John'Ta Finds a Permanent, Loving Family

On Nov. 22, which was formally recognized as National Adoption Day, the Taylors formally welcomed their foster child John'Ta into their family in a ceremony at the D.C. Superior Courthouse, the culmination of a four-year legal battle. Mayer Brown attorneys Laura A. Reilly and Kara N. Hoffman worked pro bono on behalf of the Taylors, helping them jump through the hoops necessary to prove they had the capabilities of caring for John'Ta's health needs.

"Every child deserves to have a home," Reilly said. "Providing a permanent home for a child is just about as rewarding an experience as you can get as an attorney."

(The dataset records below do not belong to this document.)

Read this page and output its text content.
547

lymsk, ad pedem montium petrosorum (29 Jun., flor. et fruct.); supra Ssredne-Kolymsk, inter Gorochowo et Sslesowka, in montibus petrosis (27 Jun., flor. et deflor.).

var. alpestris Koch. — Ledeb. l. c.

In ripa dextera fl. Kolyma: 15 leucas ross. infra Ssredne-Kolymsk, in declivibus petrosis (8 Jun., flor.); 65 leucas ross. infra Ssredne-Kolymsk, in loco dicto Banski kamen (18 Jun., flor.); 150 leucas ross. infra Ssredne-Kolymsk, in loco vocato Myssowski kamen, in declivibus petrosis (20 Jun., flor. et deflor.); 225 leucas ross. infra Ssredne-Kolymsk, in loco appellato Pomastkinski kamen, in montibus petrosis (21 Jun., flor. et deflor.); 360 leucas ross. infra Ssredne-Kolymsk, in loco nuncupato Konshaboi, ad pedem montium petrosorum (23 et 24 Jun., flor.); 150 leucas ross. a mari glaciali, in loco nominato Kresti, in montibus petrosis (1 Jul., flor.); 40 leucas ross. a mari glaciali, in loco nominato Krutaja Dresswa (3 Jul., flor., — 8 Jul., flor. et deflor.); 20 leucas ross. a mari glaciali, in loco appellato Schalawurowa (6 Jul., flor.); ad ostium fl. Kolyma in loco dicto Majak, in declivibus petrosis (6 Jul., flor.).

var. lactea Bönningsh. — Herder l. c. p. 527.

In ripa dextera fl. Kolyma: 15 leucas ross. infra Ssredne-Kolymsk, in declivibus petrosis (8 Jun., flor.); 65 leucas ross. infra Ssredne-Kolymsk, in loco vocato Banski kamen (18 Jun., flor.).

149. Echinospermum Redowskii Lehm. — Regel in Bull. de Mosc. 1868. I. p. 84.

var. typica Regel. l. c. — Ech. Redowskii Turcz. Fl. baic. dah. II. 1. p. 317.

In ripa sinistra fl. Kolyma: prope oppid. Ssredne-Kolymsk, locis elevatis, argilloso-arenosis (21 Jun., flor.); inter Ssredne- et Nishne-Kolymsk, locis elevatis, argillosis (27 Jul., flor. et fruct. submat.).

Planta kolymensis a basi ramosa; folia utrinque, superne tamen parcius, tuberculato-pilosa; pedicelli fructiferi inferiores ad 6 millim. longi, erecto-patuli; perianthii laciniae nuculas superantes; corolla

The Taylor family first learned of John'Ta while watching an episode of NBC's "Wednesday's Child," a television program aimed to match disadvantaged children to potential foster parents, according to the attorneys. The family had recently lost a son, and their surviving children encouraged their parents to adopt John'Ta because he reminded them of their late brother.

The family decided to offer John'Ta a spot in their home but was faced with legal roadblocks because of the severity of his disabilities, which included cerebral palsy, mental retardation and partial blindness, the attorneys said. John'Ta had been living in a hospital full time since his birth parents were unable to accommodate his special needs.

Reilly and Hoffman came across the Taylors' case while pursuing pro bono case opportunities from Children's Law Center.  The attorneys had previously worked together on pro bono cases through Children's Law Center and were attracted not only to the complexity of the case but also the emotional aspect of the adoption.

"I think the case really appealed to us because the situation was just so sad - that in the year 2013, an American child could be raised in a hospital because his biological parents could not take care of him," Reilly said.

The attorneys reached out to Children's Law Center and began representing the Taylors in October 2013. The family had been in the pursuit of adopting John'Ta for years at that point, and after undergoing arduous medical training, background checks and a certification process, they were able to get the hospital to release John'Ta to their custody and were serving as his foster parents, the lawyers said.

The most difficult aspect of the case was coordinating among all the different parties in the suit as there were a number of different stakeholders representing his interests.

The attorneys had to work with several different teams representing John'Ta, from the government to his biological parents. While everyone wanted John'Ta to have a permanent home, they were concerned about whether his foster family would be able to handle all of his medical needs, Hoffman said.

"The biggest challenge for our clients is that they live in a rural part of Maryland and are further removed from medical facilities that a metropolitan area provides for a child like John'Ta," Hoffman said. "His hospitalization and continued medical care presented its own set of challenges."

In total, the attorneys dedicated 286 hours to helping the Taylors through the adoption process. Reilly usually serves as a commercial real estate attorney at the firm, while Hoffman is a commercial litigator, so the duo applied their legal expertise and negotiation know-how to make the process as seamless as possible.

"I don't think we could be happier with the outcome. Our clients are ecstatic; they've always felt John'Ta was their son, and now they've formally completed the paperwork," Hoffman said. "The Adoption Day ceremony [was] really just a formality and a celebration of all their hard work and perseverance over the past four years."